|A private water connection|
We started our day visiting Kampala City Centre Authority (KCCA) where we had a presentation from local officials and a manager from National Water and Sewage Corporation (NWSC). What a brilliant presentation to give us an overview of the challenges they are facing in the urban slums and the solutions that they are putting in to try and address the lack of access to clean water and sanitation.
Kampala has a population of roughly 1.6 million people over 200m2, 60% of these live in the urban slums, which make up only a small area of the city. To give you an idea the urban slums in Kampala have a population density of 400/hectare, the rest of Kampala is 73/hectare. To put that in perspective according to 2011 census data London has a population density of 52 per hectare.
|A shower in Kwampe slum|
|The condemned water supply in Kwampe Slums|
|These guys didn't want to leave me.|
|Flooding in the slums|
|Flooding in the slums|
|The storm drain where a lady was swept away.|
|The NWSC showing us a pre-pay meter|
The problem with these improvements in the poorer areas is that it encourages the more affluent of the poor to move in to the region, displacing the poorer either to another slum, or to set up a new slum. This fact really hit it home as to how difficult it is to find a solution to the issues in the slums. Its a massive task to get people access to water and toilet facilities in these area, I think it is the most challenging concept I have come across. In the rural villages the standard of living is really high compared to the slums and the solutions are clear and visible. The slums are a real challenge, the solutions are not clear and the residents are not necessarily engaged. A lot are not willing to adapt to solutions if it effects their everyday life, having no appreciation of the long term benefits the upheaval will bring.

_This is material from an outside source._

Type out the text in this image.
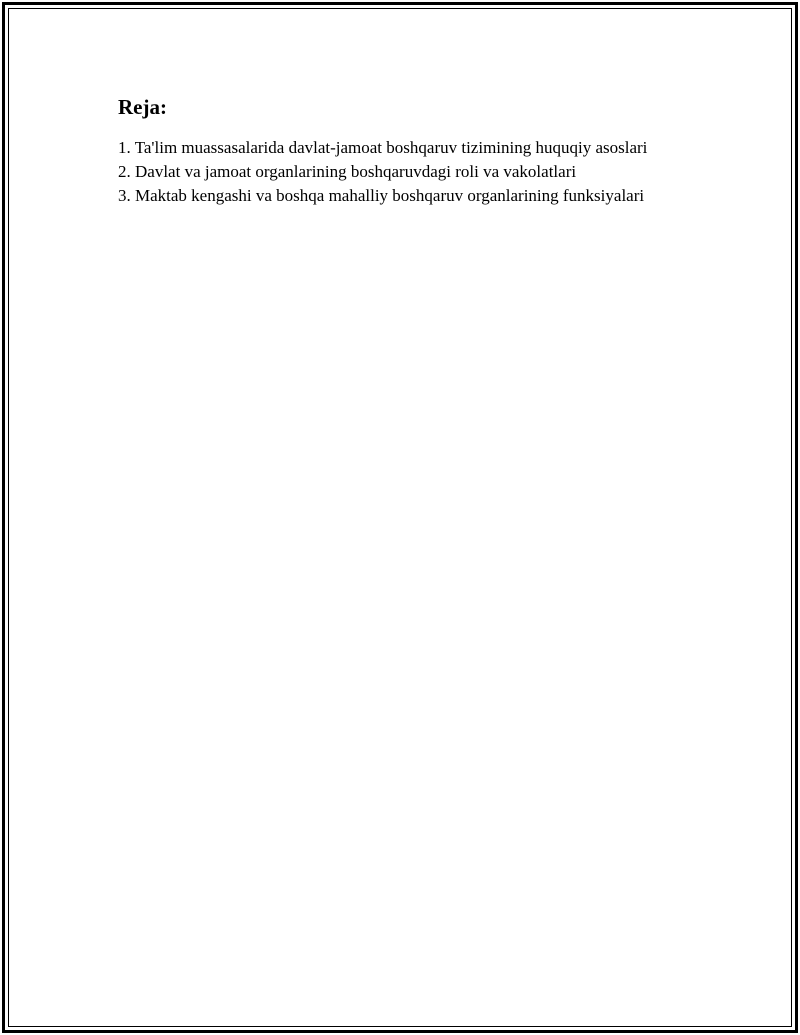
Reja:
1. Ta'lim muassasalarida davlat-jamoat boshqaruv tizimining huquqiy asoslari
2. Davlat va jamoat organlarining boshqaruvdagi roli va vakolatlari
3. Maktab kengashi va boshqa mahalliy boshqaruv organlarining funksiyalari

Its been a long blog and I'm sure I have missed so much, but one last thing I want to write about is the advocacy work that WaterAid do. You will notice that I have made no reference in this blog to WaterAid schemes, a lot of the work they do in these communities are with partners and the communities. Its really important to deliver sustainable solutions and there is no point investing if the government and the local communities are not going to maintain any improvements. Its really clear the relationship and the awareness that WaterAid Uganda staff have tirelessly built up. It is this that has surprised me most from the trip. Its easy to sit at home in the UK and think that WaterAid is a British charity, but the country staff are so passionate they have been a true inspiration to me, so just quickly want to thank (sorry if I miss anyone), Spera, Peter, Caroline, Antonio, Rosemary and James who have really motivated me to get more and more involved in WaterAid's work.
Last night was our last night and we went to a fantastic Ugandan dancing show, a great way to end the trip with a great group of supporters. Thanks all for making it so special, especially Caroline and her WaterAid UK team.
Although we fly home today this won't be my last post. I will make sure I post a recap when I am home. Thanks all for reading.